By  on August 21, 2014

VIENNA (Reuters) — Viscose fibers maker Lenzing announced higher savings targets on Thursday after first-half operating profit more than halved on deteriorating viscose prices.

The Austrian company, which is the world's biggest maker of cellulose fibers including its trademark Tencel, said it now expected cost savings of up to 90 million euros, or $119 million, this year, half as much again as originally planned.

First-half earnings before interest and tax (EBIT) were 32 million euros, or $42.4 million, on sales that fell 4 percent to 900 million euros, or $1.19 billion.

Lenzing said it expected viscose staple fiber (VSF) prices, which are driven by the Chinese market and closely linked to cotton prices, to improve in 2015 at the earliest.

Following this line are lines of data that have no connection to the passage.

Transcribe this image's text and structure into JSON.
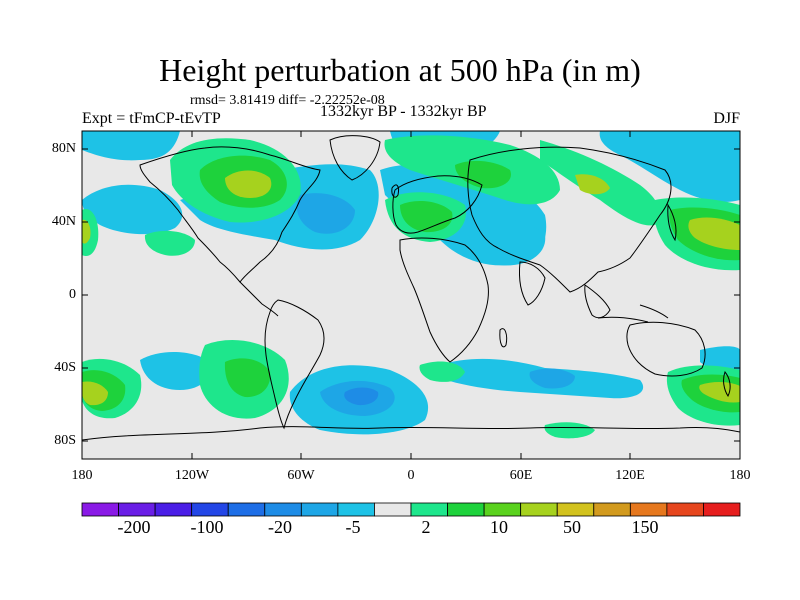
{
  "title": "Height perturbation at 500 hPa (in m)",
  "stats": "rmsd= 3.81419 diff= -2.22252e-08",
  "left_label": "Expt = tFmCP-tEvTP",
  "center_label": "1332kyr BP - 1332kyr BP",
  "right_label": "DJF",
  "y_ticks": [
    "80N",
    "40N",
    "0",
    "40S",
    "80S"
  ],
  "x_ticks": [
    "180",
    "120W",
    "60W",
    "0",
    "60E",
    "120E",
    "180"
  ],
  "colorbar": {
    "labels": [
      "-200",
      "-100",
      "-20",
      "-5",
      "2",
      "10",
      "50",
      "150"
    ],
    "colors": [
      "#8a1ae6",
      "#6a1ee6",
      "#4a1ee6",
      "#2346e6",
      "#1e6ee6",
      "#1e8ce6",
      "#1ea6e6",
      "#1ec2e6",
      "#e8e8e8",
      "#1ee68c",
      "#1ed23c",
      "#5ad21e",
      "#a6d21e",
      "#d2c21e",
      "#d29a1e",
      "#e6781e",
      "#e6461e",
      "#e61e1e"
    ]
  },
  "map_colors": {
    "background": "#e8e8e8",
    "neg_light": "#1ec2e6",
    "neg_mid": "#1ea6e6",
    "neg_dark": "#1e8ce6",
    "pos_light": "#1ee68c",
    "pos_mid": "#1ed23c",
    "pos_dark": "#a6d21e"
  }
}
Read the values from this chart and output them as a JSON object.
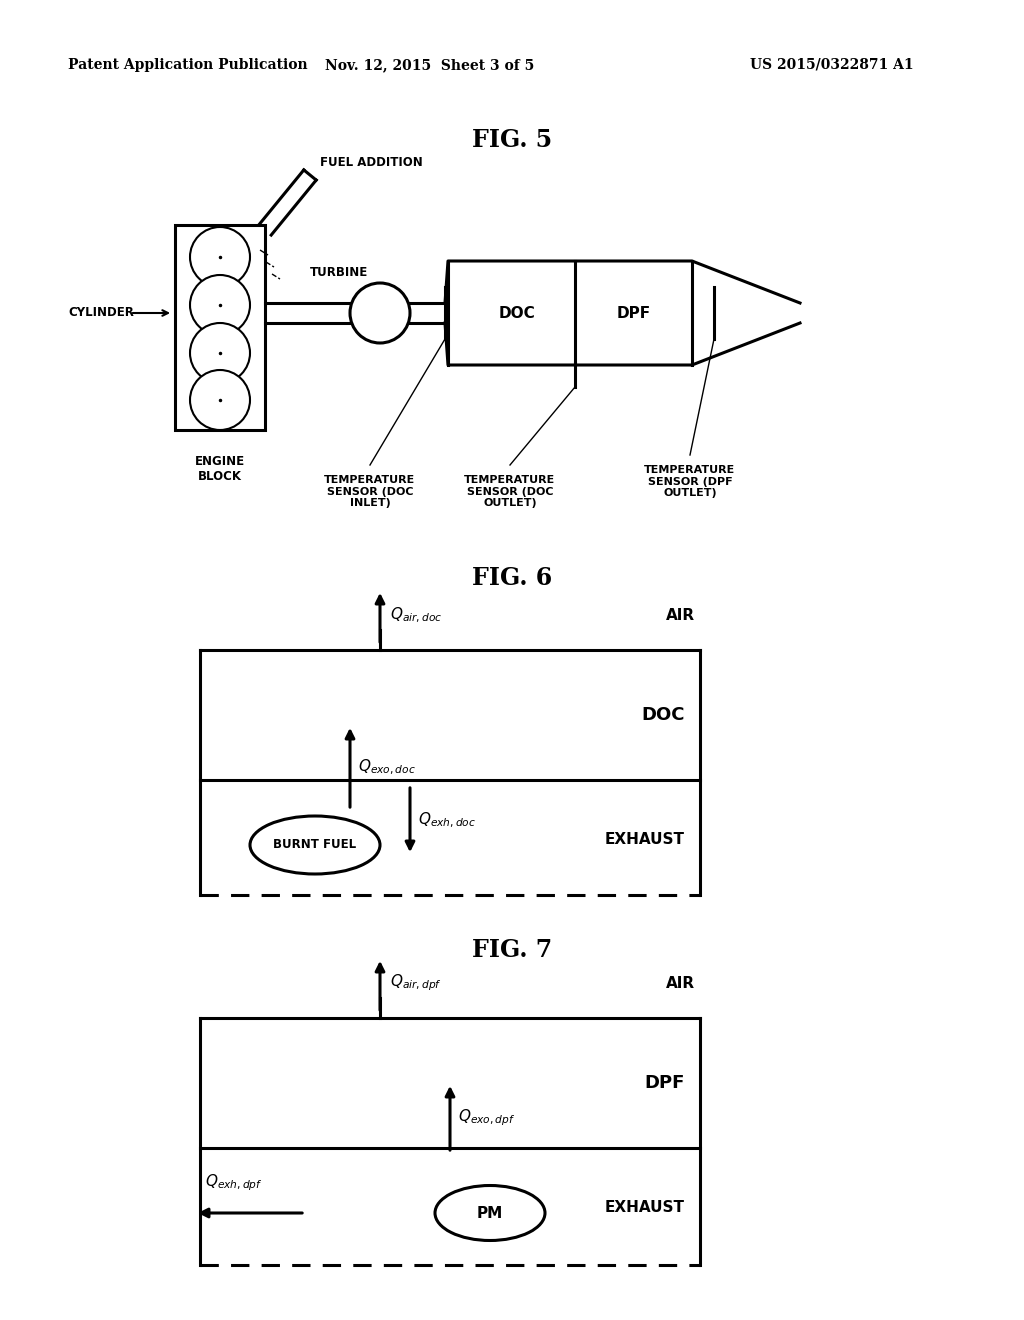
{
  "bg_color": "#ffffff",
  "header_text1": "Patent Application Publication",
  "header_text2": "Nov. 12, 2015  Sheet 3 of 5",
  "header_text3": "US 2015/0322871 A1",
  "fig5_title": "FIG. 5",
  "fig6_title": "FIG. 6",
  "fig7_title": "FIG. 7",
  "fig5_labels": {
    "cylinder": "CYLINDER",
    "engine_block": "ENGINE\nBLOCK",
    "fuel_addition": "FUEL ADDITION",
    "turbine": "TURBINE",
    "doc": "DOC",
    "dpf": "DPF",
    "temp_sensor_doc_inlet": "TEMPERATURE\nSENSOR (DOC\nINLET)",
    "temp_sensor_doc_outlet": "TEMPERATURE\nSENSOR (DOC\nOUTLET)",
    "temp_sensor_dpf_outlet": "TEMPERATURE\nSENSOR (DPF\nOUTLET)"
  },
  "fig6_labels": {
    "air": "AIR",
    "doc": "DOC",
    "exhaust": "EXHAUST",
    "burnt_fuel": "BURNT FUEL",
    "q_air_doc": "$\\mathit{Q}_{air,doc}$",
    "q_exo_doc": "$\\mathit{Q}_{exo,doc}$",
    "q_exh_doc": "$\\mathit{Q}_{exh,doc}$"
  },
  "fig7_labels": {
    "air": "AIR",
    "dpf": "DPF",
    "exhaust": "EXHAUST",
    "pm": "PM",
    "q_air_dpf": "$\\mathit{Q}_{air,dpf}$",
    "q_exo_dpf": "$\\mathit{Q}_{exo,dpf}$",
    "q_exh_dpf": "$\\mathit{Q}_{exh,dpf}$"
  }
}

"There are no perceptible signs of any easing of the situation on the global fiber market in the second half of 2014," it said in a statement. "Repeated measures initiated to stabilize prices are bound to fail."

Lenzing said it more than halved capital expenditure to 64 million euros, or $84.8 million, in the first half, and would concentrate on promoting its higher-margin specialty fibers Tencel and Modal.

A sluggish textile industry has pulled down viscose fiber prices over the past few years, and although demand has recently picked up, capacity expansions by Chinese manufacturers have kept prices low.

Lenzing is the only large non-Chinese player still in the viscose business apart from India's Aditya Birla. Their competitors include China's Fulida Group, Sanyou Chemical and CHTC Helon.